We implemented hash tagging and this seemed to have some effect and we also intend on implementing some form of gamification to encourage this.

In addition to the above, we want to implement tag suggestions (basically what StackOverflow has). We would want to suggest tags based on existing tags in our database and for when there are no matching tags then we would also like to suggest tags "out of the blue" maybe using some kind of tf-idf library or something. My question is two-fold:

  1. Is it feasible from a performance perspective to do this kind of tag suggesting as the user types (i.e. on keystroke)? I think that this is the way that StackOverflow does it when you are posting a question and we are looking for something very similar to this. Or would we have to do some post-processing instead (i.e. after the user has already added the content then we suggest tags to him).

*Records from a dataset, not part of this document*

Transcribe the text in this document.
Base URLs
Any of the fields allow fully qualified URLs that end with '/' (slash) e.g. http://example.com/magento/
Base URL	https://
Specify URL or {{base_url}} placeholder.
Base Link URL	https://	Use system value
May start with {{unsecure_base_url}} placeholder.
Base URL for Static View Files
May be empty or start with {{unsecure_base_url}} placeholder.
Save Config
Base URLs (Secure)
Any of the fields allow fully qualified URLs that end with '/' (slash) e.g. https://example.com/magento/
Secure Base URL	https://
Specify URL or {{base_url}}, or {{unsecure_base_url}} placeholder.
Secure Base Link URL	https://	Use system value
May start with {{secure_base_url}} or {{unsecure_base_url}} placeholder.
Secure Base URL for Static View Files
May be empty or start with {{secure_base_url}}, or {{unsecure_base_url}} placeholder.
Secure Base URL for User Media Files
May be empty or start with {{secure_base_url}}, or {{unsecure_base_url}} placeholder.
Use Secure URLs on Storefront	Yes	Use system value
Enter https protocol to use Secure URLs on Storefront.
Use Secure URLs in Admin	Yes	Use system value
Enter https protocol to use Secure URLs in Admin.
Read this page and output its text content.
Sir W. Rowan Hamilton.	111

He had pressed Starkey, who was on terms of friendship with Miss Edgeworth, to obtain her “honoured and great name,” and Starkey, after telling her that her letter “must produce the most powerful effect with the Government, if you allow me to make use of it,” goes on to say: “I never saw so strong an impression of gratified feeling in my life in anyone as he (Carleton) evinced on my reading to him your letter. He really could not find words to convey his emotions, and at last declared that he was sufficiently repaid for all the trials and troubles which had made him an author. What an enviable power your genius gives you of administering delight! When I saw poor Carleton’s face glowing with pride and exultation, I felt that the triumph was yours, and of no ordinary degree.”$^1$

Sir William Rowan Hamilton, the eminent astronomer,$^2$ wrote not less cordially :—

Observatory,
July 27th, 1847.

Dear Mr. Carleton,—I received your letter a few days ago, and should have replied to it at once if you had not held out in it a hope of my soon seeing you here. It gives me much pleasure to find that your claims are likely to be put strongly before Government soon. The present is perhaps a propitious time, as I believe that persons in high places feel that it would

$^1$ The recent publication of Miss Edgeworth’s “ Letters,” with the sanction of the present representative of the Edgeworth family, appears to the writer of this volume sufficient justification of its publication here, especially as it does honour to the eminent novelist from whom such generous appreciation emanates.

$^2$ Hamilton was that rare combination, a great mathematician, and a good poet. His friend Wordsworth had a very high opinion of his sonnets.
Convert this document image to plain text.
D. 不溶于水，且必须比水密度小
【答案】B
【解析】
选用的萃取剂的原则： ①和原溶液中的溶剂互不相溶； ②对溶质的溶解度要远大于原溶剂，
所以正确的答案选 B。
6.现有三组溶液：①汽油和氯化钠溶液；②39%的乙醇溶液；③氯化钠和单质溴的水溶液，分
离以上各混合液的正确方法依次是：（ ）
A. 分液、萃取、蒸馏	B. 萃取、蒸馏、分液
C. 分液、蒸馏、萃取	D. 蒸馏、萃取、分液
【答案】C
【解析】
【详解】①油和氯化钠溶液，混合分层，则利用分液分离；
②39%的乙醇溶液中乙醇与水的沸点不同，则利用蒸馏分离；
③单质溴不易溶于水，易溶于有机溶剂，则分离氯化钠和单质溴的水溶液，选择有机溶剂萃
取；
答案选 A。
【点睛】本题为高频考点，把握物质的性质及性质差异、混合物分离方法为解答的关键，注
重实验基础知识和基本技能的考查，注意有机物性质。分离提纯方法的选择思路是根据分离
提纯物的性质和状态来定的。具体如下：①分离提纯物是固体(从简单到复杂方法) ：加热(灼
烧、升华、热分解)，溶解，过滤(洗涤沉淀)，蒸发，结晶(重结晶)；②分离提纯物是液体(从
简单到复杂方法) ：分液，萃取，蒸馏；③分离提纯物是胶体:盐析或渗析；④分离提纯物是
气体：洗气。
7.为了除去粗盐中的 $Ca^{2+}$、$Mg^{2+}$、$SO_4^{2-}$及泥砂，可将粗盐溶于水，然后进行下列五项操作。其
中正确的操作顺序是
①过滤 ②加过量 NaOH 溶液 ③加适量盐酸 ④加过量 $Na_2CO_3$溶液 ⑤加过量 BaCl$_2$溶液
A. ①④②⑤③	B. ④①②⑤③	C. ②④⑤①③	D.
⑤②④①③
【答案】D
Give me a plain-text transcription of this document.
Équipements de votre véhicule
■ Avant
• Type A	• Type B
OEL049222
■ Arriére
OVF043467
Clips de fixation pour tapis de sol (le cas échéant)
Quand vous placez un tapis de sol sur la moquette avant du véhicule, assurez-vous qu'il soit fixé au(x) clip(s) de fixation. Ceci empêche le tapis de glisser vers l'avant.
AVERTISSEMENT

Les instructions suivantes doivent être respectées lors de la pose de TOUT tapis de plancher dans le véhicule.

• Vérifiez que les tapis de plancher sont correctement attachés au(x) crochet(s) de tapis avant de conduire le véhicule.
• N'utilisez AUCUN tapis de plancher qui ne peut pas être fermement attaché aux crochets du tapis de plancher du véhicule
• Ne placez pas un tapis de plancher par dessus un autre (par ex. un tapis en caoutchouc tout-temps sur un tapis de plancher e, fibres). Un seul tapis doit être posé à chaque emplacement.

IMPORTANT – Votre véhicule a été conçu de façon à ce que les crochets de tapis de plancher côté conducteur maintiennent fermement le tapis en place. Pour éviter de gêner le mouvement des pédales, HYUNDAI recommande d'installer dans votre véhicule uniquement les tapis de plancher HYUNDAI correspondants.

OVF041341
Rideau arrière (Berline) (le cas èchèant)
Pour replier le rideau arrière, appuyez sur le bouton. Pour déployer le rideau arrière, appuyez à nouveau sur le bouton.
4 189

  2. Are there any tools / libraries that we could use that would give us these suggestions that also give us stemming, etc. Even perhaps synonym matching. Our data is currently stored in MySQL and we also use Hibernate Search so it is also stored in Lucene indexes (although we currently do not interact with these directly, only through Hibernate Search). We are open to storing this data in a different type of data source if that will help the situation though.


Solution

    1. Performing a search on each key-stroke is indeed feasible, our application does this currently with a install base of a couple million clients (though they're not all searching at once). I would probably suggest introducing a small delay (a couple of seconds or so) before trying to find tags both to reduce the load on your server as well as prevent the tag list from updating too frequently.
    2. Hibernate Search (via Lucene) should be able to give you the functionality you require. The key for your searches would be to set the proper analyzer for your fields in order to properly handle synonyms and stemming (for example, Lucene's EnglishAnalyzer which provides removal of stop words such as "the" and "and" and uses a Porter stemmer to provide stemming functionality, perhaps coupled with a SynonymFilter initialized with your synonyms).